Entgegen den Warnungen der Psychologen, die Zahl der Mobbing-Fälle würde beim Übergang des Bildungswesens zum Online-Format zunehmen, ist es dazu nicht gekommen.

Die jüngste Studie der University of Boston hat gezeigt, dass das Online-Studium einen Rückgang der Google-Anfragen unter dem Schlüsselwort „Belästigung in der Schule / Bullying“ und „Cyberbullying“ um jeweils 33 und 20 Prozent bewirkt hat.

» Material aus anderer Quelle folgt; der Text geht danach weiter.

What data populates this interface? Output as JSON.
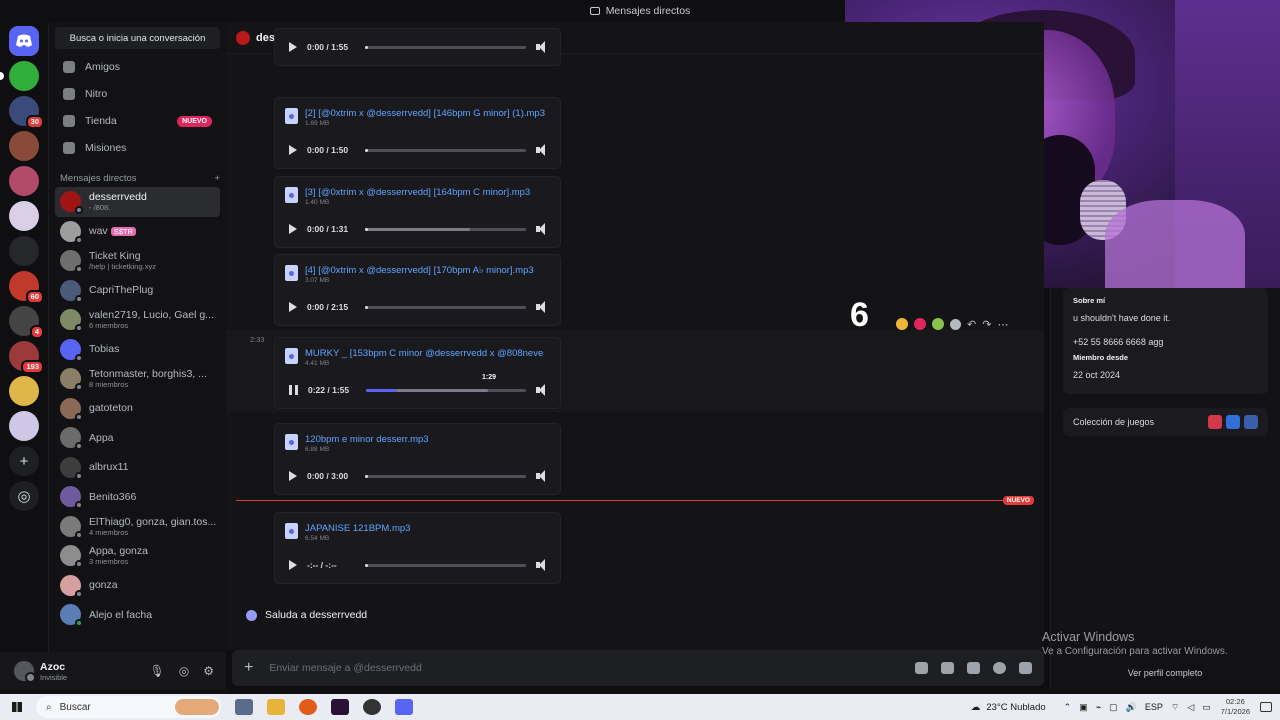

Die Autoren der Studie Andrew Bacher-Hicks, Joshua Goodman, Jennifer Green und Melissa Holt behaupten, dass diese Tatsache einen krassen Widerspruch zu der allgemeinen Überzeugung darstellt, der Übergang der Schulen zum Online-Format würde das Mobbing verstärken. Bemerkenswert ist, dass die Zahl der Cybermobbing-Fälle während der Schulferien 2020 zugenommen hat und nach Beginn des Schuljahres wieder zurückging. Nachdem die Schulen wieder zum Präsenz-Unterricht übergegangen sind, hat das Bullying-Niveau die Kennzahlen der Zeit vor der Pandemie nicht mehr erreicht.

Unter den Gründen für den Rückgang der Mobbing-Fälle nennen die Forscher den fehlenden Offline-Kontakt zu den Mobbing-Verursachern. Ein weiterer Grund soll die Zunahme der strukturierten Studienzeit sein, in der die Studierenden weniger freie Zeit haben, um den Newsfeed sinnlos zu scrollen. 

Dem amerikanischen Zentrum für Kontrolle und Prophylaxe von Erkrankungen zufolge wird jährlich jeder fünfte Schüler offline und jeder sechste online gemobbt. Die neue Studie unterstreicht, dass nicht nur die Gewalttätigen, sondern auch deren Opfer unter psychologischen Problemen leiden.